- The Washington Times - Thursday, February 24, 2011

If the authorities want to locate Islamic extremists, they should keep looking at mosques. Just get the right person for the job.

On Tuesday, the American Civil Liberties Union and the Council of American-Islamic Relations filed a lawsuit in Los Angeles against the Federal Bureau of Investigation (FBI), alleging that the bureau engaged in religious discrimination by secretly infiltrating southern California mosques and spying on their members. In 2006-2007, the FBI’s Los Angeles office employed a convicted felon named Craig Monteilh, aka Farouk al-Aziz, to infiltrate the Islamic Center of Irvine and other mosques to collect information on suspects linked to extremist groups. The operation folded when Monteilh turned out to be so incompetent at his job that members of the congregations he was watching reported him to the authorities for his violent rhetoric and strange behavior.

The suit charges that the bureau was targeting Muslims indiscriminately in violation of their First Amendment rights. Ali Malik, who was questioned by the FBI based on information developed by Monteilh, complained that “a lot of people now see the mosque as a place where the government can just come in and spy on you.” For good or for ill, this is certainly not the case.

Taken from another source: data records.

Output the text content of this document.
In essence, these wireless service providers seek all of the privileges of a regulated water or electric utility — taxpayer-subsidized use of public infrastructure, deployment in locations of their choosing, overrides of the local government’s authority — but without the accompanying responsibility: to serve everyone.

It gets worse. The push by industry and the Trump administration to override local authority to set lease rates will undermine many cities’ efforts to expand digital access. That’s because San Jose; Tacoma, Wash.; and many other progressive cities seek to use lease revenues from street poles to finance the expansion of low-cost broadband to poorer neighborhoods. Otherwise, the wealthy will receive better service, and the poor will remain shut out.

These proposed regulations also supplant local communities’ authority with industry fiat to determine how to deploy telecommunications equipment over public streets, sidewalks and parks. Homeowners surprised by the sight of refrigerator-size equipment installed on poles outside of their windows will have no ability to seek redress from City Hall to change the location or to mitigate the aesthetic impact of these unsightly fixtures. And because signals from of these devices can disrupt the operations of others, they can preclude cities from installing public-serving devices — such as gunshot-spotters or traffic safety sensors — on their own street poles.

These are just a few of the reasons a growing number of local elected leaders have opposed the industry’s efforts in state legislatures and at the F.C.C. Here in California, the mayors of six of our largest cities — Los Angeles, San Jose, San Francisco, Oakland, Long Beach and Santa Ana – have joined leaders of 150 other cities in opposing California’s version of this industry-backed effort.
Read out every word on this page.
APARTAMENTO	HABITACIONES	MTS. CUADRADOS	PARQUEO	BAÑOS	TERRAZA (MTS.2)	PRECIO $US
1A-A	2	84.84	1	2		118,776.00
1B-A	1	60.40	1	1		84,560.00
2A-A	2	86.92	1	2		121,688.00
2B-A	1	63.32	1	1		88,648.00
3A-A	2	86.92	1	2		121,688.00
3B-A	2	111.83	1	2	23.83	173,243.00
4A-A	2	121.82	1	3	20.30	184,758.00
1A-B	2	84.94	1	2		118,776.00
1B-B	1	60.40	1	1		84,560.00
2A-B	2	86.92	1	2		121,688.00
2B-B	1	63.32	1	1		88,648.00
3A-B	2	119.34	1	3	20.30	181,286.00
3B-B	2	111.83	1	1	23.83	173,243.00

If anything, federal authorities have been too cautious in dealing with surveillance of mosques. The First Amendment guarantee of freedom of worship does not place mosques, churches, synagogues and other religious structures off-limits to law enforcement when they suspect illicit activity is taking place inside. And while all Muslims may not be violent extremists, those who hate America and dream of carnage do tend to network at centers of Islamic worship.

In the years leading up to the Sept. 11, 2001, attacks, when the jihadist network was spreading and violence was increasing, the FBI was cautious in investigating domestic Muslim extremist groups. Overly sensitive authorities bowed to political correctness even when dangers were clear and present. The “blind sheikh” Omar Abdel Rahman, who was Osama bin Laden’s main stateside contact, traveled widely in the United States in the early 1990s giving lectures in which he denounced Americans as “descendants of apes and pigs.” He urged fellow jihadists in Western nations to “cut the transportation of their countries, tear it apart, destroy their economy, burn their companies, eliminate their interests, sink their ships, shoot down their planes, kill them on the sea, air or land.”

Because of liberal political sensitivities, the blind sheikh was never questioned by authorities, his offices were not bugged, his phones were not tapped and his mosques were not watched. In late 1992, Israeli intelligence agents tried to warn the FBI of suspicious activity at one of Rahman’s mosques in New Jersey, but the bureau waved off the warnings. Three months later, members of Rahman’s network bombed the World Trade Center, killing seven and injuring over 1,000.

The lead-up to the Sept. 11 attacks saw a similar pattern of official caution. The 9/11 hijackers made extensive use of extremist networks established in mosques in the United States. Had authorities taken a more aggressive approach to the threat in the 1990s, shared information better and had less concern for political correctness, the United States may have avoided some of the more tragic events of recent years.

The FBI may have bungled in southern California by placing their trust in a man wholly unsuited for the task to which he was assigned. But it would be a grave mistake to return to the days when the default position was to stay away from mosques and allow the domestic terrorist networks that had used them to fully reconstitute. The First Amendment is not a suicide pact.